# 새삼스럽다



## vientito

The definition of this is quite elusive to me.  Here is the way Naver has it:

1. 이미 알고 있는 사실에 대하여 느껴지는 감정이 갑자기 새로운 데가 있다.
2. 하지 않던 일을 이제 와서 하는 것이 보기에 두드러진 데가 있다.

Bearing this definition in mind and looking at one of the examples i came across recently there seems to be some subtle difference in practice.  Here is the excerpt i came across recently:
http://instaud.io/yPg

아 시드니 잘 도착했다고?  아이구 새삼스럽게 그런 걸 다 보고하고 뭣이라?

The scene is of a lady who answered a phone and the above is the opening chitchat.

From the context, it seems that the usage above fits the second definition from Naver but i am thinking if it would just as simple to replace it with 또 or 다시 .  However there seems like a more subtle and nuanced idea behind the use of 새삼스럽다.  It feels more in line with déjà vu where there is an uncanny similarity of something happened in the past and the present.  Am i on the right track of interpretation, that the lady has similar experience that in the past the person would call her to tell her every little detail?


----------



## mink-shin

Hi, Vientito.

I hear her saying _"아, 시드니 잘 도착했다고? 히힛 아이구 새삼스럽게 그런 걸 다 보고하고 *그러시나*?"_



vientito said:


> From the context, it seems that the usage above fits the second definition from Naver but i am thinking if it would just as simple to replace it with 또 or 다시 .


_"또 그런 걸 다 보고하고 그러시나?" 또_ in this sentence could be construed as a synonym of _새삼스럽게_, which is colloquial. This is not the original meaning of _또_.
_"다시 그런 걸 다 보고하고 그러시나?"_  This sentence sounds as though the person whom she's talking with had already told her before the person's having arrived at sydney and had just told it again.



vientito said:


> It feels more in line with déjà vu where there is an uncanny similarity of something happened in the past and the present. Am i on the right track of interpretation, that the lady has similar experience that in the past the person would call her to tell her every little detail?


No. I think you're confusing with two different but similar words, which are "또" and "다시". Maybe it's because _또_ is colloquially used meaning similarly with _새삼스럽게_, while _다시_ isn't.

e.g.
_"아, *또*, 우리 의원님. 이런 것 까지 챙겨주시지 않으셔도 되는데......" 다시 _instead of _또
"휴가? 휴가는 무슨 *또* 휴가야?" 다시_ instead of _또_


----------



## vientito

Funny now that I always thought 또 and 다시 are exactly the same.  I have never realized that there is difference between the two.  Well, it just starts to complicate my life now


----------



## mink-shin

vientito said:


> Funny now that I always thought 또 and 다시 are exactly the same.  I have never realized that there is difference between the two.  Well, it just starts to complicate my life now



In general, they're not exactly the same. But in some contexts they are totally interchangeable. In other contexts, there's indeed difference, which is kind of subtle that some people would not notice any difference. In such context as you quoted, only 또 can be used. It depends on context which one you should use, '다시' or '또'.
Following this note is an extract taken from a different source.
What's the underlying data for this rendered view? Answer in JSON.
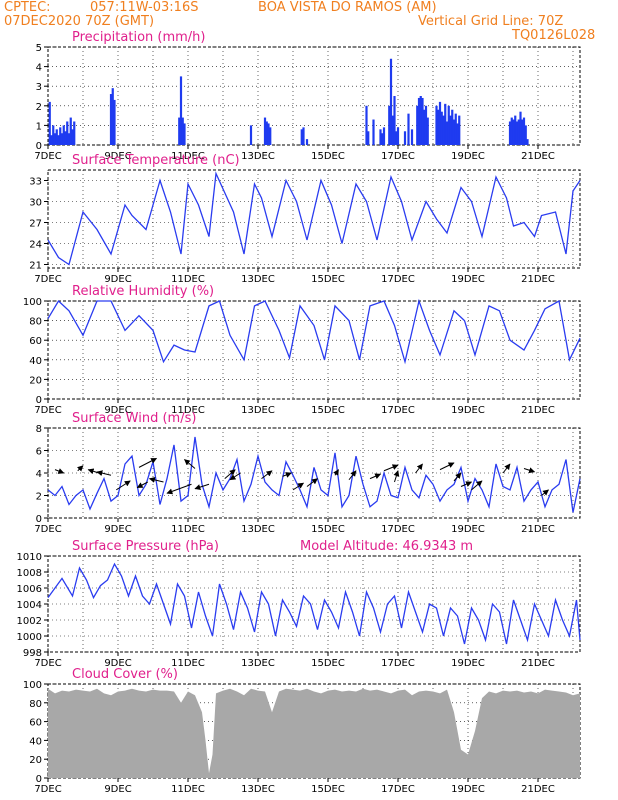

In this context below, they're interchangeable.
_MinK : Min 씨, 그럼 이야기 즐거웠습니다. I've enjoyed talking with you, Min.
Min : 저도요, MinK씨. Me too, MinK.
MinK : *다시/또* 만나요. See you._​In this context, both version are grammatically correct. But their meanings are slightly different.
_MinK : 아버지, 어머니는 어디 계십니까? Where's mother?
My father : 부엌을 청소하고 있다. She's cleaning up the kitchen.
i) MinK : 아니, 또요? 
ii) MinK : 아니, 다시요?_ Both version mean that she did clean up the kitchen but is doing again. But _다시_ could imply that something was wrong or that she's doing in a different way from the way she did.​


----------



## Rance

vientito said:


> Am i on the right track of interpretation, that the lady has similar experience that in the past the person would call her to tell her every little detail?
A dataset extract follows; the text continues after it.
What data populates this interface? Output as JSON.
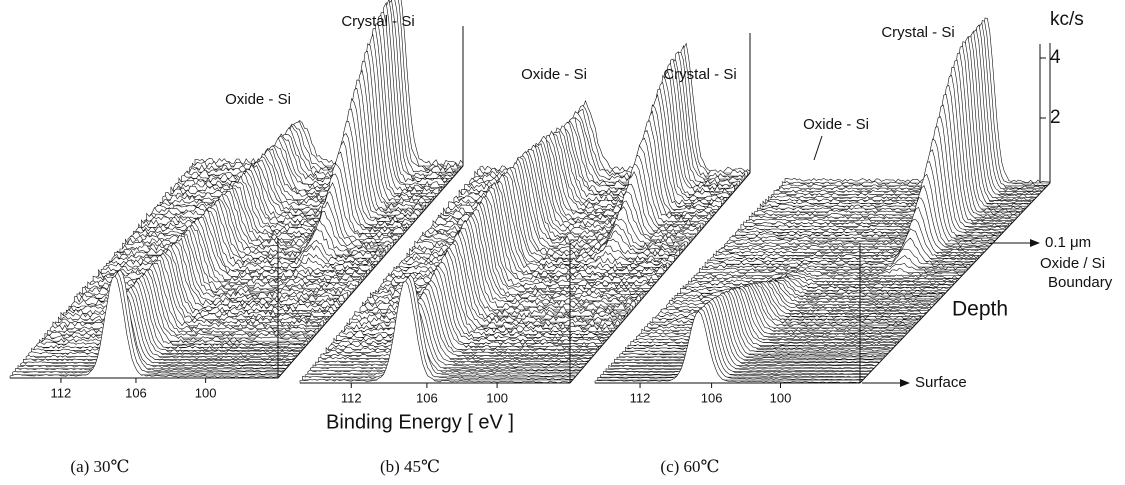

That's unclear. It's possible lady has such experience in the past, or never had it. 
It can go either way.
Only certain thing is that lady is not accustomed to be informed of arrivals due to lack of such practice for some time.
Hence I would not recommend to interchange with 또, or 다시 due to two reasons:
1) It can falsely claim to existence of such practice in the past.
2) The nuance of unfamiliar/fresh feeling might get erased.

About  또 and 다시.
_As rule of thumb_, 다시 can usually be replaced with 또, but vice versa isn't true.
When 또 is used to mean _again_, or _repeatedly_, you can replace with 다시.
Everything else, you cannot(If you look up Naver Dictionary for 또, everything but first definition cannot be replaced with 다시).



mink-shin said:


> _"또 그런 걸 다 보고하고 그러시나?" 또_ in this sentence could be construed as a synonym of _새삼스럽게_, which is colloquial. This is not the original meaning of _또_.
> _"다시 그런 걸 다 보고하고 그러시나?"_  This sentence sounds as though the person whom she's talking with had already told her before the person's having arrived at sydney and had just told it again.
> 
> 
> No. I think you're confusing with two different but similar words, which are "또" and "다시". Maybe it's because _또_ is colloquially used meaning similarly with _새삼스럽게_, while _다시_ isn't.
> 
> e.g.
> _"아, *또*, 우리 의원님. 이런 것 까지 챙겨주시지 않으셔도 되는데......" 다시 _instead of _또
> "휴가? 휴가는 무슨 *또* 휴가야?" 다시_ instead of _또_



Besides my personal opinion on not recommending to interchange 새삽스럽게 with 또/다시, there are couple things I'd like to point out:

1) _"This is not the original meaning of 또." _

I think "common meaning/usage" is probably better expression.​
2) _"휴가? 휴가는 무슨 *또* 휴가야?"_

This is 8th definition of 또.
또 must come before 무슨.
_"휴가? 휴가는 *또* 무슨 휴가야?"_​


----------